Another veteran of the 2015 strike, who was forced to retire from Motiva’s Norco, Louisiana refinery due to injuries, told the WSWS, “After the strike they made our lives as uncomfortable as they could. The type of work we do is physically demanding and the way they hurt us [is] to take account of every second we’re in the refinery. But we are humans not machines and our bodies break down and need time to repair. If you don’t get the time off, you break down.

“It’s not possible for your body to repair if you are working overtime to the extreme. As a worker, I would say don’t work 12-hour days, go back to eight hours, and if extra work is needed, cycle people instead of drilling the lowest ones on the totem pole to do all the overtime.”

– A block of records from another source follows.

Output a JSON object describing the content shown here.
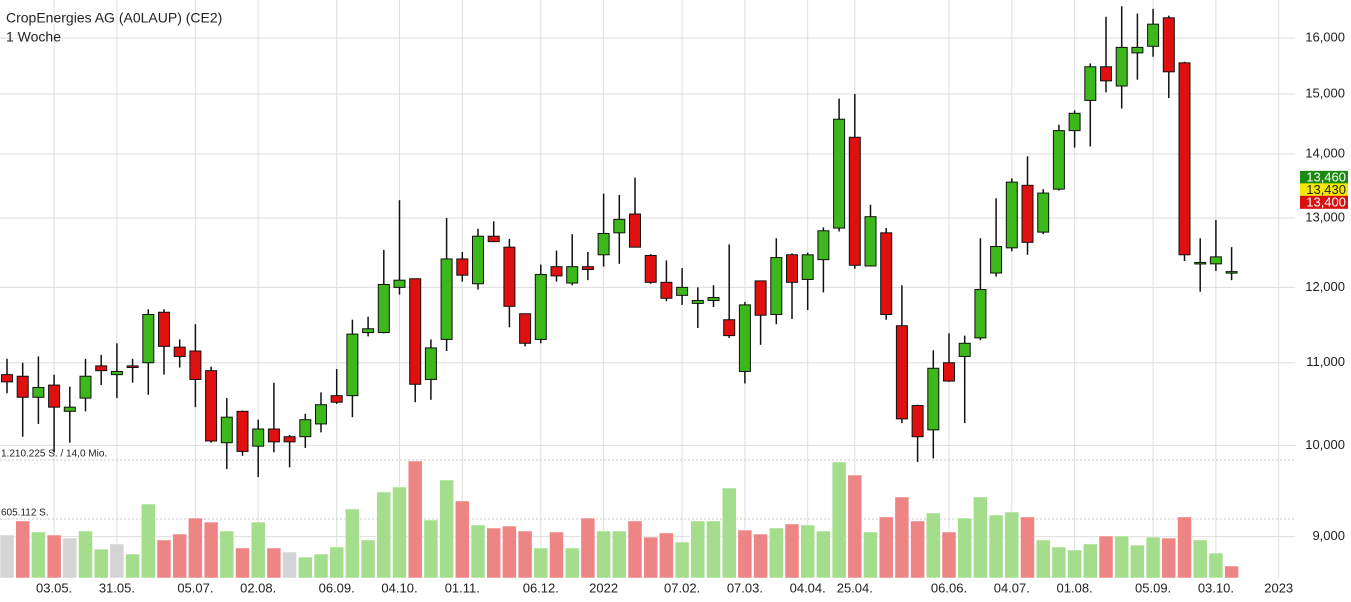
{
  "chart_data": {
    "type": "candlestick",
    "title": "CropEnergies AG (A0LAUP) (CE2)",
    "subtitle": "1 Woche",
    "log_scale": true,
    "grid": true,
    "up_color": "#3cb81a",
    "down_color": "#e01010",
    "categories": [
      null,
      null,
      null,
      "03.05.",
      null,
      null,
      null,
      "31.05.",
      null,
      null,
      null,
      null,
      "05.07.",
      null,
      null,
      null,
      "02.08.",
      null,
      null,
      null,
      null,
      "06.09.",
      null,
      null,
      null,
      "04.10.",
      null,
      null,
      null,
      "01.11.",
      null,
      null,
      null,
      null,
      "06.12.",
      null,
      null,
      null,
      "2022",
      null,
      null,
      null,
      null,
      "07.02.",
      null,
      null,
      null,
      "07.03.",
      null,
      null,
      null,
      "04.04.",
      null,
      null,
      "25.04.",
      null,
      null,
      null,
      null,
      null,
      "06.06.",
      null,
      null,
      null,
      "04.07.",
      null,
      null,
      null,
      "01.08.",
      null,
      null,
      null,
      null,
      "05.09.",
      null,
      null,
      null,
      "03.10.",
      null,
      null,
      null,
      "2023"
    ],
    "open": [
      10850,
      10830,
      10570,
      10720,
      10400,
      10560,
      10960,
      10850,
      10960,
      11000,
      11660,
      11200,
      11150,
      10900,
      10030,
      10400,
      9990,
      10190,
      10100,
      10100,
      10250,
      10590,
      10590,
      11390,
      11390,
      12000,
      12120,
      10790,
      11300,
      12400,
      12050,
      12730,
      12570,
      11640,
      11300,
      12290,
      12060,
      12290,
      12460,
      12780,
      13060,
      12450,
      12070,
      11890,
      11780,
      11820,
      11560,
      10890,
      12090,
      11630,
      12460,
      12110,
      12390,
      12850,
      14270,
      12300,
      12780,
      11480,
      10470,
      10180,
      11000,
      11080,
      11320,
      12200,
      12560,
      13500,
      12790,
      13440,
      14380,
      14890,
      15480,
      15140,
      15730,
      15850,
      16380,
      15550,
      12330,
      12330,
      12220,
      null,
      null,
      null
    ],
    "high": [
      11050,
      11000,
      11080,
      10850,
      10700,
      11050,
      11100,
      11250,
      11050,
      11700,
      11700,
      11300,
      11500,
      10950,
      10560,
      10410,
      10300,
      10750,
      10120,
      10370,
      10630,
      10920,
      11560,
      11600,
      12530,
      13270,
      12120,
      11300,
      13000,
      12500,
      12840,
      12950,
      12690,
      11640,
      12320,
      12520,
      12760,
      12500,
      13370,
      13350,
      13620,
      12470,
      12380,
      12270,
      12000,
      12030,
      12610,
      11800,
      12090,
      12700,
      12480,
      12490,
      12860,
      14920,
      15000,
      13200,
      12850,
      12030,
      10480,
      11160,
      11380,
      11350,
      12700,
      13300,
      13610,
      13960,
      13440,
      14480,
      14720,
      15540,
      16400,
      16600,
      16460,
      16550,
      16420,
      15570,
      12700,
      12970,
      12570,
      null,
      null,
      null
    ],
    "low": [
      10620,
      10100,
      10250,
      9920,
      10030,
      10400,
      10720,
      10560,
      10750,
      10600,
      10850,
      10940,
      10450,
      10030,
      9730,
      9880,
      9640,
      9920,
      9750,
      9970,
      10150,
      10490,
      10330,
      11340,
      11380,
      11900,
      10510,
      10540,
      11150,
      12080,
      11970,
      12650,
      11460,
      11210,
      11250,
      12080,
      12030,
      12100,
      12290,
      12330,
      12570,
      12050,
      11810,
      11760,
      11450,
      11730,
      11320,
      10740,
      11230,
      11500,
      11570,
      11690,
      11930,
      12800,
      12260,
      12300,
      11560,
      10260,
      9810,
      9850,
      10760,
      10260,
      11290,
      12150,
      12510,
      12460,
      12760,
      13420,
      14100,
      14120,
      15030,
      14750,
      15250,
      15660,
      14930,
      12370,
      11940,
      12230,
      12100,
      null,
      null,
      null
    ],
    "close": [
      10760,
      10570,
      10690,
      10450,
      10450,
      10830,
      10900,
      10890,
      10940,
      11630,
      11210,
      11080,
      10790,
      10050,
      10330,
      9930,
      10190,
      10040,
      10040,
      10300,
      10480,
      10510,
      11370,
      11440,
      12040,
      12100,
      10730,
      11190,
      12400,
      12170,
      12730,
      12650,
      11740,
      11250,
      12180,
      12160,
      12290,
      12250,
      12770,
      12980,
      12570,
      12070,
      11850,
      12000,
      11820,
      11860,
      11350,
      11760,
      11620,
      12420,
      12070,
      12460,
      12810,
      14570,
      12310,
      13020,
      11630,
      10310,
      10100,
      10930,
      10770,
      11250,
      11970,
      12580,
      13550,
      12640,
      13380,
      14380,
      14670,
      15480,
      15230,
      15830,
      15830,
      16260,
      15390,
      12460,
      12350,
      12430,
      12220,
      null,
      null,
      null
    ],
    "ylim": [
      8580,
      16720
    ],
    "yticks": [
      {
        "value": 9000,
        "label": "9,000"
      },
      {
        "value": 10000,
        "label": "10,000"
      },
      {
        "value": 11000,
        "label": "11,000"
      },
      {
        "value": 12000,
        "label": "12,000"
      },
      {
        "value": 13000,
        "label": "13,000"
      },
      {
        "value": 14000,
        "label": "14,000"
      },
      {
        "value": 15000,
        "label": "15,000"
      },
      {
        "value": 16000,
        "label": "16,000"
      }
    ],
    "price_markers": [
      {
        "value": 13460,
        "label": "13,460",
        "color": "#1a8a10",
        "text_color": "#ffffff"
      },
      {
        "value": 13430,
        "label": "13,430",
        "color": "#f5e800",
        "text_color": "#222222"
      },
      {
        "value": 13400,
        "label": "13,400",
        "color": "#d81010",
        "text_color": "#ffffff"
      }
    ],
    "volume": {
      "values": [
        441000,
        585000,
        472000,
        441000,
        410000,
        482000,
        297000,
        349000,
        246000,
        759000,
        390000,
        451000,
        615000,
        574000,
        482000,
        308000,
        574000,
        308000,
        267000,
        215000,
        246000,
        318000,
        708000,
        390000,
        882000,
        933000,
        1200000,
        595000,
        1005000,
        790000,
        544000,
        513000,
        533000,
        482000,
        308000,
        472000,
        308000,
        615000,
        482000,
        482000,
        585000,
        420000,
        462000,
        369000,
        585000,
        585000,
        923000,
        492000,
        451000,
        513000,
        554000,
        544000,
        482000,
        1190000,
        1056000,
        472000,
        626000,
        831000,
        585000,
        667000,
        472000,
        615000,
        831000,
        646000,
        677000,
        626000,
        390000,
        318000,
        287000,
        349000,
        431000,
        431000,
        338000,
        420000,
        410000,
        626000,
        390000,
        256000,
        123000,
        null,
        null,
        null
      ],
      "colors": [
        "#d4d4d4",
        "#ee8585",
        "#a4dd8c",
        "#ee8585",
        "#d4d4d4",
        "#a4dd8c",
        "#a4dd8c",
        "#d4d4d4",
        "#a4dd8c",
        "#a4dd8c",
        "#ee8585",
        "#ee8585",
        "#ee8585",
        "#ee8585",
        "#a4dd8c",
        "#ee8585",
        "#a4dd8c",
        "#ee8585",
        "#d4d4d4",
        "#a4dd8c",
        "#a4dd8c",
        "#a4dd8c",
        "#a4dd8c",
        "#a4dd8c",
        "#a4dd8c",
        "#a4dd8c",
        "#ee8585",
        "#a4dd8c",
        "#a4dd8c",
        "#ee8585",
        "#a4dd8c",
        "#ee8585",
        "#ee8585",
        "#ee8585",
        "#a4dd8c",
        "#ee8585",
        "#a4dd8c",
        "#ee8585",
        "#a4dd8c",
        "#a4dd8c",
        "#ee8585",
        "#ee8585",
        "#ee8585",
        "#a4dd8c",
        "#a4dd8c",
        "#a4dd8c",
        "#a4dd8c",
        "#ee8585",
        "#ee8585",
        "#a4dd8c",
        "#ee8585",
        "#a4dd8c",
        "#a4dd8c",
        "#a4dd8c",
        "#ee8585",
        "#a4dd8c",
        "#ee8585",
        "#ee8585",
        "#ee8585",
        "#a4dd8c",
        "#ee8585",
        "#a4dd8c",
        "#a4dd8c",
        "#a4dd8c",
        "#a4dd8c",
        "#ee8585",
        "#a4dd8c",
        "#a4dd8c",
        "#a4dd8c",
        "#a4dd8c",
        "#ee8585",
        "#a4dd8c",
        "#a4dd8c",
        "#a4dd8c",
        "#ee8585",
        "#ee8585",
        "#a4dd8c",
        "#a4dd8c",
        "#ee8585",
        null,
        null,
        null
      ],
      "lim": [
        0,
        1210225
      ],
      "ticks": [
        {
          "value": 605112,
          "label": "605.112 S."
        },
        {
          "value": 1210225,
          "label": "1.210.225 S. / 14,0 Mio."
        }
      ]
    }
  }
}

He concluded, “I don’t know about all this globalization stuff, it’s become terrible in America.” This reporter pointed out that the global corporations were doing this to all workers, noting that last month the Greek government deployed hundreds of police against oil workers who occupied a refinery to protest layoffs and dangerous 12-hour workday. In reply to the WSWS’s call for workers around the world to unite against the multinational corporations, the retired oil worker responded, “Yes, that’s right.”

The way forward

Oil workers are entering this fight following a year of escalating class struggle in the US and internationally. In 2021, tens of thousands of workers struck, including Alabama coal miners, nurses in Massachusetts, Minnesota and West Virginia, graduate student workers at Columbia and other universities, manufacturing workers at Volvo Trucks and John Deere, and food processing workers at Frito-Lay, Nabisco and Kellogg’s. Workers at auto parts manufacturer Dana, healthcare provider Kaiser Permanente and in the Hollywood TV and film studios overwhelmingly rejected sellout agreements pushed by the unions but were prevented from striking.

More than 8,400 King Soopers grocery store workers in Colorado have entered their second week on strike and more than 20,000 dock workers in California, Oregon and Washington face a contract expiration on July 1. More than 25,000 teachers in Chicago carried out a four-day job action to demand remote-only classes, followed by a wave of student walkouts in New York, Boston, Oakland, St. Paul and other cities to protect their lives as the pandemic spreads out of control.

Workers and young people are being driven into struggle by the criminal response of the corporate and political establishment to pandemic, which has prioritized profit over human life and driven and further enriched the billionaires and mega-millionaires that rule the country.

To take forward their fight, oil workers need new organizations of struggle, rank-and-file committees, democratically controlled by workers themselves and completely independent of the corporatist USW. These committees must advance their own demands based on what workers need, not what is acceptable to big business, including a 30 percent increase in wages and Cost-of-Living allowances, fully paid medical and retirement benefits, the restoration of the eight-hour day, a ban on forced overtime, and the control of production speed and health and safety by rank-and-file committees.